When they raise issue of recognizing the Great Famine in Ukraine in 1932-1933 on the international arena, the Ukrainian people also honor the memory of the millions of Rssuans, Belarussians, Kazakhs, and other nationalities, who died from famine in the Volga region, the Northern Caucausus, in Kazakhstan and other areas of the former USSR. During the “Eternal Candle” memorial action for the 75th anniversary of Ukraine’s Great Famine, windows in hundreds of cities around the world, including those in Russia, displayed lit candles, signifying the international solidarity with Ukraine on recognizing this fact.
I can in no way agree with the supposed squeezing out of the Russian language from social life in Ukraine. Unbiased assessments of the language situation in Ukraine and Russia show just the opposite. It is in the Russian Federation itself that the Ukrainian minority is practically deprived of its right to meet its cultural and language needs. The proof of this is in the widely-known conclusions by international organizations.
In answer to your note about the supposed Ukrainian government interference into the Orthodox Church’s affairs, I will say this. The Ukrainian leadersip respects the canons and traditions of churches and religious organizations. The church in Ukraine is separate from the state and every citizen has the right to observe any faith. At the same time, noone can forbidthe citizens to freely express their position about any issue, including religion.

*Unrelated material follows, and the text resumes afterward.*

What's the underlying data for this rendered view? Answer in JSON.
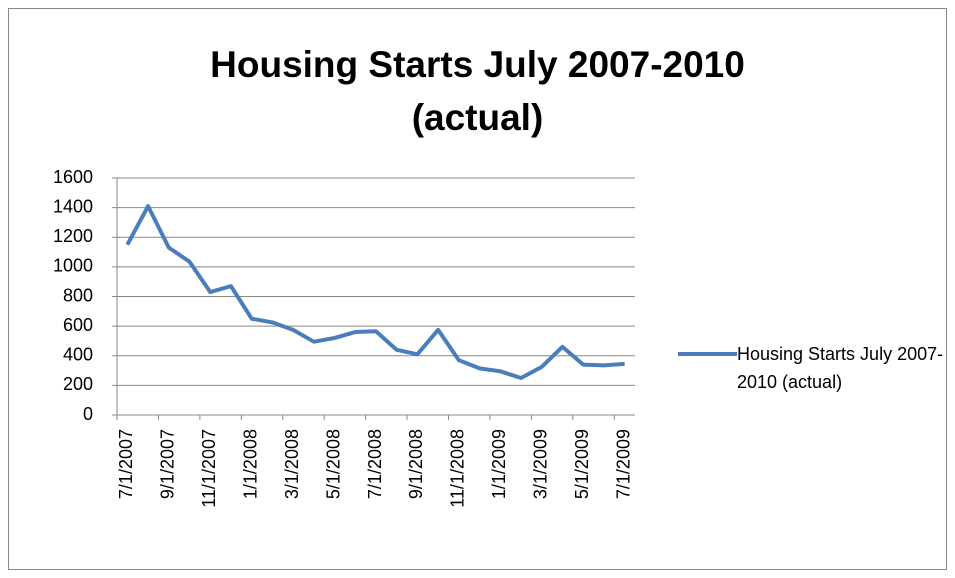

As for the Ukrainian visit of Kirill, Patriarch of Moscow and all Rus, it is worth emphasizing that he voiced thanks towards our country’s leaders for the high level of his visit organization. And of course the head of the Russian Orthodox Church did not make any of the negative or critical assessments you list in your letters, which discredit the spirit of his visit. All in all, we consider [your] connection of Patriarch Kirill’s Ukrainian visit and bilateral political relations irrelevant and contrived.
When we look at Ukraine’s forced decision regarding two Russian diplomats, we need to underline that prior to tht step we thrice called Russia’s attention to its high-level diplomats’ illegal actions. The Ukrainian side has provided enough proof of their activities in Ukraine, which harmed Ukraine’s national interests. Furthermore, Russia’s subsequent actions towards the Ukrainian diplomats are absolutely unfounded. I hope that in the future our two states can avoid repeating such unfortunate incidents, which cloud our bilateral relations.
To conclude the above, I’d like to state my conviction that solving the existing problems in Ukrainian-Russian bilateral relations requires intensive work. That’s why the decision to delay sending a new Russian ambassador to Ukraine without doubt will not help the constructive development of our relations.
Ukraine continues to favor broad co-operation with the Russian Federation, based on mutual respect, equal rights, and maintaing a constructive dialogue including on the highest level. I have proven my readiness for dialogue at the conference table at least three times in the last year in letters adressed to you. This offer still stands today. Unfortunately, earlier replies included only an invite to the Russian President’s prize horse race and other public events. I hope that this time your reaction to it will be constructive.
I am sure of the fine future for Ukraine-Russia relations, based on deep traditions of friendship and good neighborliness between our two peoples, and obviously stronger than the interests of individual political circles and do not depend on the situational discourse of a given political moment.